Theliderma stapes
- Conservation status: Presumed Extinct (NatureServe)

Scientific classification
- Kingdom: Animalia
- Phylum: Mollusca
- Class: Bivalvia
- Order: Unionida
- Family: Unionidae
- Genus: Theliderma
- Species: T. stapes
- Binomial name: Theliderma stapes (Lea, 1831)
- Synonyms: Quadrula stapes (Lea, 1831); Unio stapes Lea, 1831;

= Theliderma stapes =

- Genus: Theliderma
- Species: stapes
- Authority: (Lea, 1831)
- Conservation status: GX
- Synonyms: Quadrula stapes (Lea, 1831), Unio stapes Lea, 1831

Species of bivalve

Theliderma stapes, the stirrup shell or stirrupshell, was a species of bivalve in the family Unionidae.

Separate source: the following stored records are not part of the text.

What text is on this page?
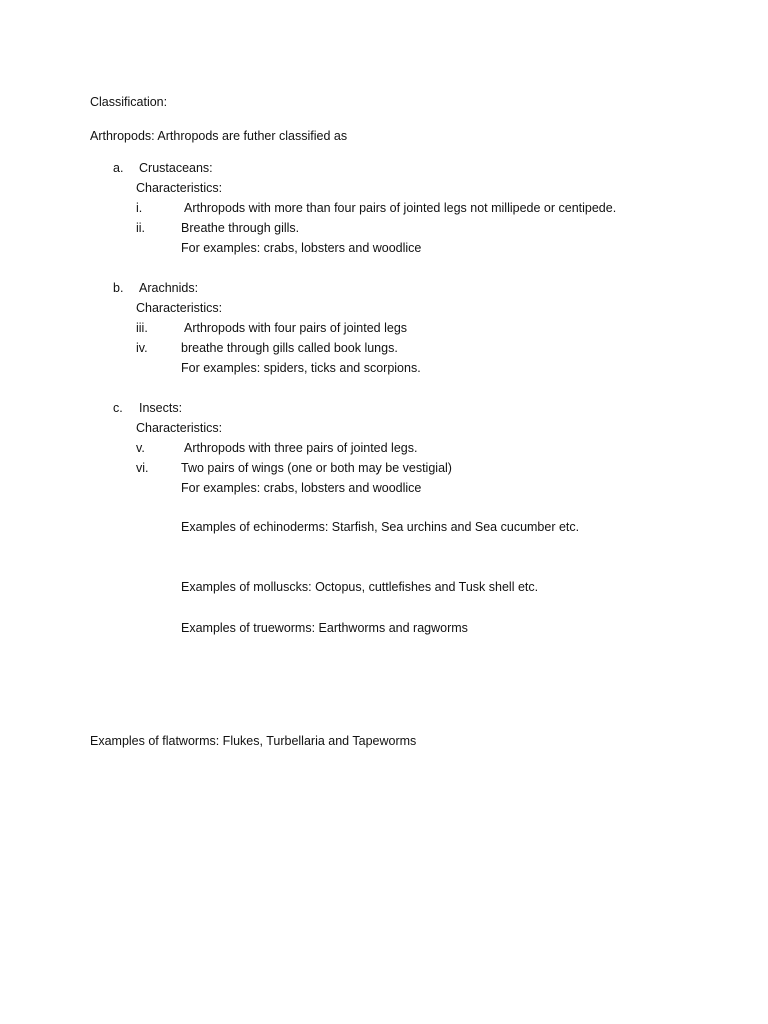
Classification:
Arthropods: Arthropods are futher classified as
a. Crustaceans:
Characteristics:
i.	Arthropods with more than four pairs of jointed legs not millipede or centipede.
ii.	Breathe through gills.
For examples: crabs, lobsters and woodlice
b. Arachnids:
Characteristics:
iii.	Arthropods with four pairs of jointed legs
iv.	breathe through gills called book lungs.
For examples: spiders, ticks and scorpions.
c. Insects:
Characteristics:
v.	Arthropods with three pairs of jointed legs.
vi.	Two pairs of wings (one or both may be vestigial)
For examples: crabs, lobsters and woodlice
Examples of echinoderms: Starfish, Sea urchins and Sea cucumber etc.
Examples of molluscks: Octopus, cuttlefishes and Tusk shell etc.
Examples of trueworms: Earthworms and ragworms
Examples of flatworms: Flukes, Turbellaria and Tapeworms
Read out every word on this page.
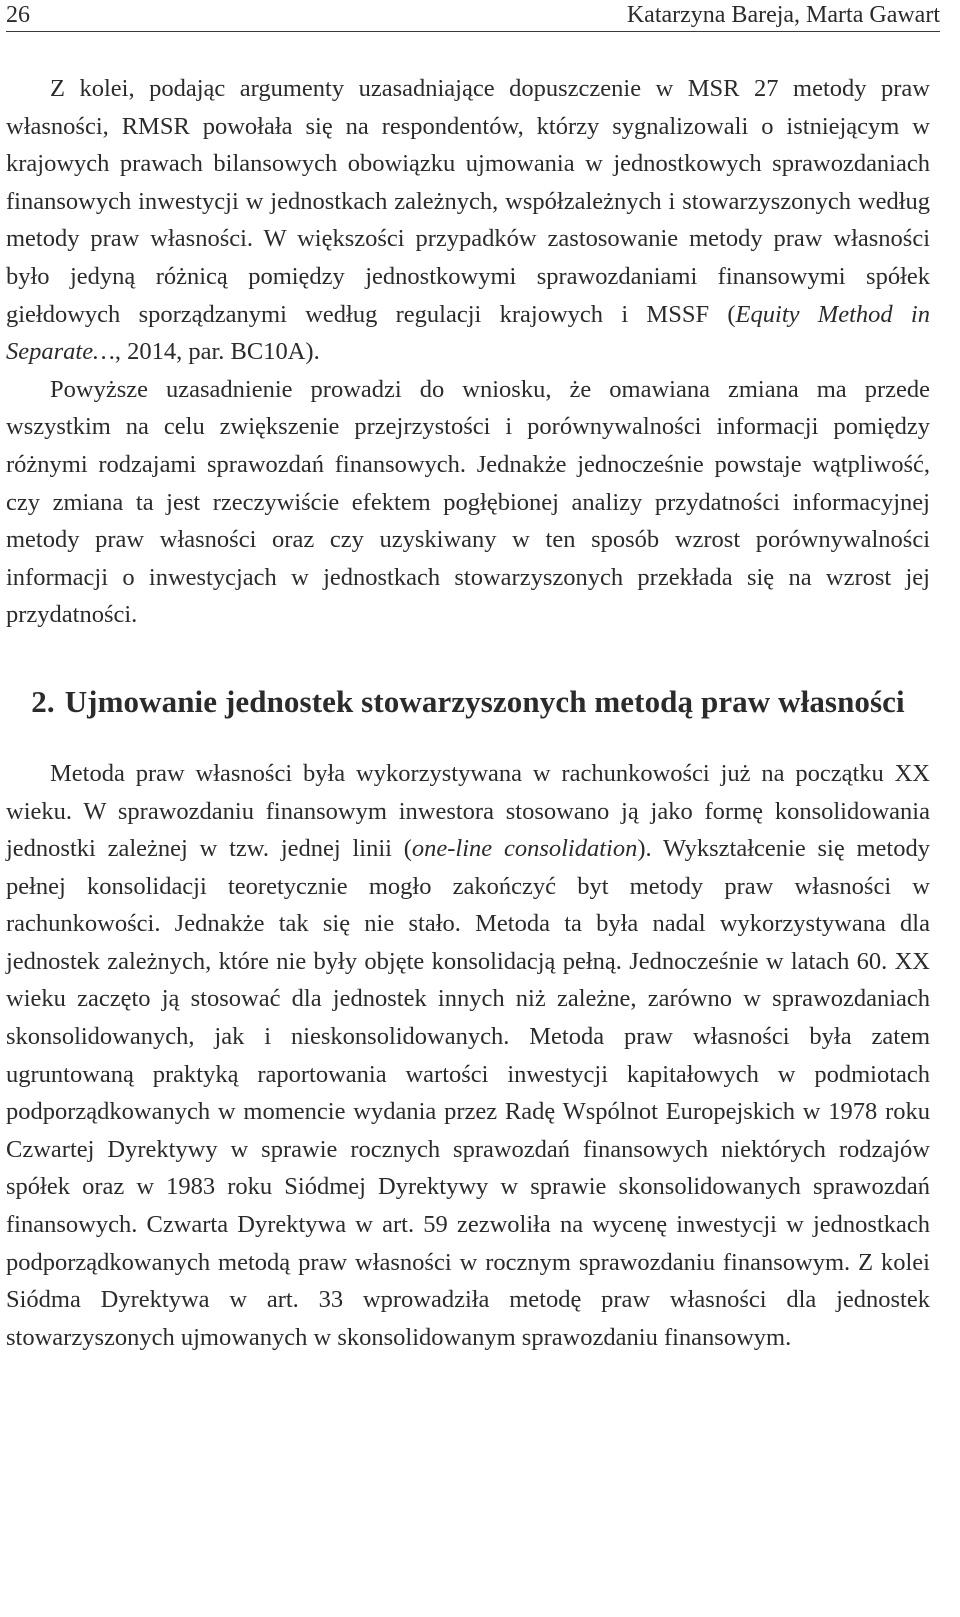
26	Katarzyna Bareja, Marta Gawart

Z kolei, podając argumenty uzasadniające dopuszczenie w MSR 27 metody praw własności, RMSR powołała się na respondentów, którzy sygnalizowali o istniejącym w krajowych prawach bilansowych obowiązku ujmowania w jednostkowych sprawozdaniach finansowych inwestycji w jednostkach zależnych, współzależnych i stowarzyszonych według metody praw własności. W większości przypadków zastosowanie metody praw własności było jedyną różnicą pomiędzy jednostkowymi sprawozdaniami finansowymi spółek giełdowych sporządzanymi według regulacji krajowych i MSSF (Equity Method in Separate…, 2014, par. BC10A).

Powyższe uzasadnienie prowadzi do wniosku, że omawiana zmiana ma przede wszystkim na celu zwiększenie przejrzystości i porównywalności informacji pomiędzy różnymi rodzajami sprawozdań finansowych. Jednakże jednocześnie powstaje wątpliwość, czy zmiana ta jest rzeczywiście efektem pogłębionej analizy przydatności informacyjnej metody praw własności oraz czy uzyskiwany w ten sposób wzrost porównywalności informacji o inwestycjach w jednostkach stowarzyszonych przekłada się na wzrost jej przydatności.

2. Ujmowanie jednostek stowarzyszonych metodą praw własności

Metoda praw własności była wykorzystywana w rachunkowości już na początku XX wieku. W sprawozdaniu finansowym inwestora stosowano ją jako formę konsolidowania jednostki zależnej w tzw. jednej linii (one-line consolidation). Wykształcenie się metody pełnej konsolidacji teoretycznie mogło zakończyć byt metody praw własności w rachunkowości. Jednakże tak się nie stało. Metoda ta była nadal wykorzystywana dla jednostek zależnych, które nie były objęte konsolidacją pełną. Jednocześnie w latach 60. XX wieku zaczęto ją stosować dla jednostek innych niż zależne, zarówno w sprawozdaniach skonsolidowanych, jak i nieskonsolidowanych. Metoda praw własności była zatem ugruntowaną praktyką raportowania wartości inwestycji kapitałowych w podmiotach podporządkowanych w momencie wydania przez Radę Wspólnot Europejskich w 1978 roku Czwartej Dyrektywy w sprawie rocznych sprawozdań finansowych niektórych rodzajów spółek oraz w 1983 roku Siódmej Dyrektywy w sprawie skonsolidowanych sprawozdań finansowych. Czwarta Dyrektywa w art. 59 zezwoliła na wycenę inwestycji w jednostkach podporządkowanych metodą praw własności w rocznym sprawozdaniu finansowym. Z kolei Siódma Dyrektywa w art. 33 wprowadziła metodę praw własności dla jednostek stowarzyszonych ujmowanych w skonsolidowanym sprawozdaniu finansowym.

It was endemic to eastern Mississippi and western Alabama in the United States. It was last observed in 1987 and was proposed for delisting due to extinction by the US Fish and Wildlife Service in 2021. It was officially declared extinct on October 16, 2023.

==Conservation==
This species experienced a population collapse primarily due to river modification in the form of canal construction. In 1976, it was predicted that the construction of the Tennessee–Tombigbee Waterway would cause the extinction of this species. This prediction would quickly come to fruition after the waterway was completed in 1984. Freshly dead shells of this species were last observed in 1987 and further surveys have failed to find any evidence of a surviving population.

In 2021, it was proposed to delist this species from the Endangered Species Act. This is done when further efforts to recover a species would almost certainly be futile, and there is no evidence of currently surviving individuals. The species was delisted effective November 16, 2023.